TheWrap Emmy magazine: The prolific showrunner still regrets all those exposed breasts on her show “Dream On” in the early days of HBO

Marta Kauffman
Marta Kauffman, far left, on the set of "Grace and Frankie" / Netflix

This story about Marta Kauffman first appeared in The Race Begins issue of TheWrap’s Emmy magazine.

Marta Kauffman has been in the business — and around the block — enough to know how to get things done. So when she says it’s time to “demand respect,” we respect that demand.

“It is not going to be handed to us by many of the men in power. Not all, but many,” said Kauffman, who has been a prolific figure in Hollywood since the early 1990s, creating wildly popular shows like “Dream On,” “Friends” and most recently the Netflix comedy “Grace and Frankie,” about two women (Jane Fonda and Lily Tomlin) who don’t particularly like each other but are unexpectedly thrown together after their husbands announce they are in love and getting married.

It’s a timely storyline from a showrunner who encourages women to “be noisy.”

“We wanted to do a story about women of a certain age and all the things — the true things — that go along with that,” she said. “Sexuality and health and children worrying about you, and all the stuff that goes along with being in your late 70s.”

Being “noisy,” admits Kauffman, is “easier said than done.” There were points in her own career, she added, when she wishes she had spoken up more. “There were moments I was very uncomfortable with in ‘Dream On,’” she said of the early ’90s HBO sitcom widely remembered for its envelope-pushing use of foul language and nudity.

“One of the things with HBO back then was you got to put stuff on that you couldn’t do on TV,” she said. “And honestly, with what you could do on network TV at the time, language and breasts were the thing.

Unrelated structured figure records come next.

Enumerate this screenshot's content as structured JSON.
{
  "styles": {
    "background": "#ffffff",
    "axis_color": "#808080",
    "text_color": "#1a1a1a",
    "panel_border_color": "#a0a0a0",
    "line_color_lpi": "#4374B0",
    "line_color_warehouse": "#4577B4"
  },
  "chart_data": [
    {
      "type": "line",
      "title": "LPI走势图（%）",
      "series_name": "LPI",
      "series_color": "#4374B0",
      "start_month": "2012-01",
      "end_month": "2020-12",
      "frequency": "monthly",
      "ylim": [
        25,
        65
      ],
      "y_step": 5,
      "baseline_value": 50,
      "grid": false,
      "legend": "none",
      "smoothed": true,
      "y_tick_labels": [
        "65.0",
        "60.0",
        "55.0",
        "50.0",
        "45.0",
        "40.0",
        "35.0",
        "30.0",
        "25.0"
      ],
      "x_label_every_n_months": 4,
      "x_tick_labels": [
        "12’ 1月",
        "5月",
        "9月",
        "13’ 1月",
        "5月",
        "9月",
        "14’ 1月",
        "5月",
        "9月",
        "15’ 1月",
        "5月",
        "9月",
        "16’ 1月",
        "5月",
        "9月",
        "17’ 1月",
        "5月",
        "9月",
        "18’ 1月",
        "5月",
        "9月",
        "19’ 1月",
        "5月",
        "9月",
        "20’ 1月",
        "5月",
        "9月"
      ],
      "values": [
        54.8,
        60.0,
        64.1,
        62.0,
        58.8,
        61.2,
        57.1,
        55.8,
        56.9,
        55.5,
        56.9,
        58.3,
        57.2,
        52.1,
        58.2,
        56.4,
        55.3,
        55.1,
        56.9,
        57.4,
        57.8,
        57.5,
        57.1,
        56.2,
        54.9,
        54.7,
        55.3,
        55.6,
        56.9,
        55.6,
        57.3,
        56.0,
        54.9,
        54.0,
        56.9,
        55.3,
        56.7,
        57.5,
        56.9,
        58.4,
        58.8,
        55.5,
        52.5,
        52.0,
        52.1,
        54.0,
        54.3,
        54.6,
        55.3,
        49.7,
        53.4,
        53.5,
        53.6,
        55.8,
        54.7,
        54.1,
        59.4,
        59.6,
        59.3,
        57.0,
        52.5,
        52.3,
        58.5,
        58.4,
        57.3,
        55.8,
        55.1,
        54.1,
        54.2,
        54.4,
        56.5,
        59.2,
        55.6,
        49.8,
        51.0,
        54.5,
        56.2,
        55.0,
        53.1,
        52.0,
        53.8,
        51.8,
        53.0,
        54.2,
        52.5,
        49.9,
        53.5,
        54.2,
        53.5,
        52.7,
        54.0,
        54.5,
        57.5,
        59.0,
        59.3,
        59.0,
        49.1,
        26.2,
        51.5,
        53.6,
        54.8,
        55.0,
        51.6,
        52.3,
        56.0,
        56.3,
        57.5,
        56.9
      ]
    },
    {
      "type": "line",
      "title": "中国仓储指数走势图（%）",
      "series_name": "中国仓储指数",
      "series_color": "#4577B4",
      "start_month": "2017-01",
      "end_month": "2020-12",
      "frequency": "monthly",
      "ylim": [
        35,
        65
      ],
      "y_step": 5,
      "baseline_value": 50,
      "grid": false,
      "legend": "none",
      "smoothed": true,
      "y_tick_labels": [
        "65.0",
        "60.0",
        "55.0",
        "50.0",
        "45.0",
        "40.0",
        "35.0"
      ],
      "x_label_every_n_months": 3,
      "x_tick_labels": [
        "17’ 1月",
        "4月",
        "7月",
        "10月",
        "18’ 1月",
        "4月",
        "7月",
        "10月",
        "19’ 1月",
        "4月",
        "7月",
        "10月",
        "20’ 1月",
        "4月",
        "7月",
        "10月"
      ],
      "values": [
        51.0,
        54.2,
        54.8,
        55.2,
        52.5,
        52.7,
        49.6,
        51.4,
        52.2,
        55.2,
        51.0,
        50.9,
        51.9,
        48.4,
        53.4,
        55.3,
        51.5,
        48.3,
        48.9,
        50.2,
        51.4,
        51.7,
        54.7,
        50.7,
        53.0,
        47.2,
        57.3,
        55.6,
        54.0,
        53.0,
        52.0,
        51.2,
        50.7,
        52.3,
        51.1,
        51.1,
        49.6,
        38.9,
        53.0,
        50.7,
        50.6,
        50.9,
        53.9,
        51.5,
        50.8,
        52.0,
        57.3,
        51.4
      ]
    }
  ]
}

I can’t say I’m proud of the breast part.”

But by the time she was working on “Friends,” she felt confident and secure enough to stand up for herself — she once sent a basket full of tampons and pantyhose to a male executive at NBC who made judgments about “Friends” character Monica (Courtney Cox-Arquette) for sleeping with a guy on the first date. “To help him get in touch with his feminine side,” she said.

Telling more female-driven stories is a step toward helping rewire our conversations, Kauffman said. “TV is ahead of film, but not enough for me to get excited yet,” she added. “I want to see more stories from a female perspective.”